As lágrimas voltaram a escorrer, silenciosas, quentes, umedecendo os cantos de seus olhos. Era impossível evitar o espelho interno que agora refletia suas falhas com mais nitidez do que nunca.
“E a Brittany... minha filha. Quantas vezes eu a fiz se sentir menos do que era? Quantas vezes fui ausente, crítica, egoísta? O que ela enfrentou sozinha... mãe solo, em colapso, quase perdendo os filhos. E ainda assim, ela está ali... forte. Uma leoa. Que tipo de exemplo eu fui? Que tipo de mãe eu fui?”
A mente de Maris então tropeçou em outra lembrança — uma ainda mais amarga.
“Drew...”
O nome sussurrou em seu pensamento como um peso. Ela respirou fundo e fechou os olhos.
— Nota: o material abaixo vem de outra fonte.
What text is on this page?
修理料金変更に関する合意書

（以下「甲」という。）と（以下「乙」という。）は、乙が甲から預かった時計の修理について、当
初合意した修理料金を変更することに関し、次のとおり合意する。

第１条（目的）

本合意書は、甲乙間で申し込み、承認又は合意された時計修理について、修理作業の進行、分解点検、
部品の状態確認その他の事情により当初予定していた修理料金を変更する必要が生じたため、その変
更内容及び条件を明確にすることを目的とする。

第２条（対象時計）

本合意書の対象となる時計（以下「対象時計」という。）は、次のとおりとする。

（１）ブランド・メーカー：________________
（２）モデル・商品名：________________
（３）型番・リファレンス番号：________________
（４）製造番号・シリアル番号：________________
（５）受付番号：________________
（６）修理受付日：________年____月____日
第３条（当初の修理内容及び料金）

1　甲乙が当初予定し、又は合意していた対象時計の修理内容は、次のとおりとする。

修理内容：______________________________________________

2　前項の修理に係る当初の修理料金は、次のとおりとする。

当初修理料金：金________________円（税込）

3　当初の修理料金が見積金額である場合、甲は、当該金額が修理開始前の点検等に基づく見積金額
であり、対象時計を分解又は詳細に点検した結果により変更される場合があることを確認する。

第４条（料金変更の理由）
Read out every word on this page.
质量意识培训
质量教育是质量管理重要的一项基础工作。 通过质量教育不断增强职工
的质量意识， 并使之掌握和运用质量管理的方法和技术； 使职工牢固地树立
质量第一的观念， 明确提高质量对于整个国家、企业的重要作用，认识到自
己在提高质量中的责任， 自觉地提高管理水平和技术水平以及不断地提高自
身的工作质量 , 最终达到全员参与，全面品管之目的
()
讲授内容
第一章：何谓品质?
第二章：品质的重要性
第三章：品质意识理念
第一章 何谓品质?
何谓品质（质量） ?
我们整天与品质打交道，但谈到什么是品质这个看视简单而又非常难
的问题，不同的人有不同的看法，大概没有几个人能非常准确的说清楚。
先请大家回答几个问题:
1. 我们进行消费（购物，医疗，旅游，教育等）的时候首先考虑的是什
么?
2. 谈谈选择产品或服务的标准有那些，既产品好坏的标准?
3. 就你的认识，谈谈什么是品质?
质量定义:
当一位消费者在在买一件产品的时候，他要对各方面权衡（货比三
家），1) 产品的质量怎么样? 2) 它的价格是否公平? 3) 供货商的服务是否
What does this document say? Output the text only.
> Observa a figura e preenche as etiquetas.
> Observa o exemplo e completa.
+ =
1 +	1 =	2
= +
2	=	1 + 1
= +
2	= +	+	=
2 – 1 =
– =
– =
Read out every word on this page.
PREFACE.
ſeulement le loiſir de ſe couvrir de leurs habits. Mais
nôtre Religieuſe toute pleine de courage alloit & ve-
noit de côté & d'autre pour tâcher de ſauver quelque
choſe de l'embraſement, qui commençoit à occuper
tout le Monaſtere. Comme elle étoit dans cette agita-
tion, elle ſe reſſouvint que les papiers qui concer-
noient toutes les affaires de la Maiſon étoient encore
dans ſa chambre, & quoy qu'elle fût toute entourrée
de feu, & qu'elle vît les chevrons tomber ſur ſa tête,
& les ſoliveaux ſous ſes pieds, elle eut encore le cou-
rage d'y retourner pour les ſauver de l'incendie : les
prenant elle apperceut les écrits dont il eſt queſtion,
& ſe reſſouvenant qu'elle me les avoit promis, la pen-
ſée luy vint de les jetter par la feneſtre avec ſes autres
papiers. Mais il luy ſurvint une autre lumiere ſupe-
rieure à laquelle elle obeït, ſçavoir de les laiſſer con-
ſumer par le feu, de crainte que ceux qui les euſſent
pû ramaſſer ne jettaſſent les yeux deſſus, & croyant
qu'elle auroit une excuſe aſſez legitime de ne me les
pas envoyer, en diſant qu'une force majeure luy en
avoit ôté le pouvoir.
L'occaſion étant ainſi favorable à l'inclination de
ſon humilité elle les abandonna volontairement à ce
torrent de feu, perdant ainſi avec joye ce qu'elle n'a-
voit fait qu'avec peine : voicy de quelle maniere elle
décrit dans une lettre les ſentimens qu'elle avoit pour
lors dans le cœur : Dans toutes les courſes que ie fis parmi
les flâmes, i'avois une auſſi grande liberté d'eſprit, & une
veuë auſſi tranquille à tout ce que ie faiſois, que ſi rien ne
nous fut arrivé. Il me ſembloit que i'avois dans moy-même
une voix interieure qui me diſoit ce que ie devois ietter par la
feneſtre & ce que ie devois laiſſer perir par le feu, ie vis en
“Ele sempre foi honesto... justo... me respeitou... me amou... E eu o traí. Com aquele i****a do personal da academia, só para me sentir desejada, jovem, poderosa. Eu me sujeitei à sujeira... e perdi o homem mais íntegro que já passou pela minha vida. Meu Deus, que nojo de mim...”
Ela levou a mão ao peito, sentindo o coração acelerar com a lembrança de cada engano, cada mentira, cada manipulação.
“E mesmo assim... foi ele quem veio. Foi ele quem largou tudo e correu quando soube que eu estava morrendo. Que tipo de homem faz isso por uma mulher que o apunhalou pelas costas?”
“Eu preciso pedir perdão. A Deus... a ele... à minha filha... a todos que eu feri.”
De repente, um pensamento escuro invadiu sua consciência, arrepiando sua pele.
“E se o Drew descobrir a verdade? Que aquele... aquele desgraçado, o agiota, o ‘amigo’ de golfe, de eventos, de sorrisos falsos, foi quem mandou me matar? Só porque eu estava devendo dinheiro que ele me emprestou sem me dar opção de recusar...?”
Ela sentiu o corpo gelar.
“Drew vai se destruir se descobrir isso. Ele sempre acreditou no melhor das pessoas. Ele vai se sentir traído... não por mim, mas pelo mundo.”
“Político. Rico. Influente. Um assassino travestido de benfeitor. Meu Deus, não permita que o Drew descubra. Não agora. Ele não está bem. Eu vi nos olhos dele. Ele está despedaçado com tudo o que aconteceu. A Brittany, os netos... eu. Ele não merece mais uma decepção. Eu preciso protegê-lo. Eu preciso consertar o que eu ainda posso.”
Com a respiração acelerada e os olhos ardendo, Maris apertou os lençóis com os dedos. Pela primeira vez em muitos anos, ela se sentia pequena. Humana. E desesperadamente arrependida.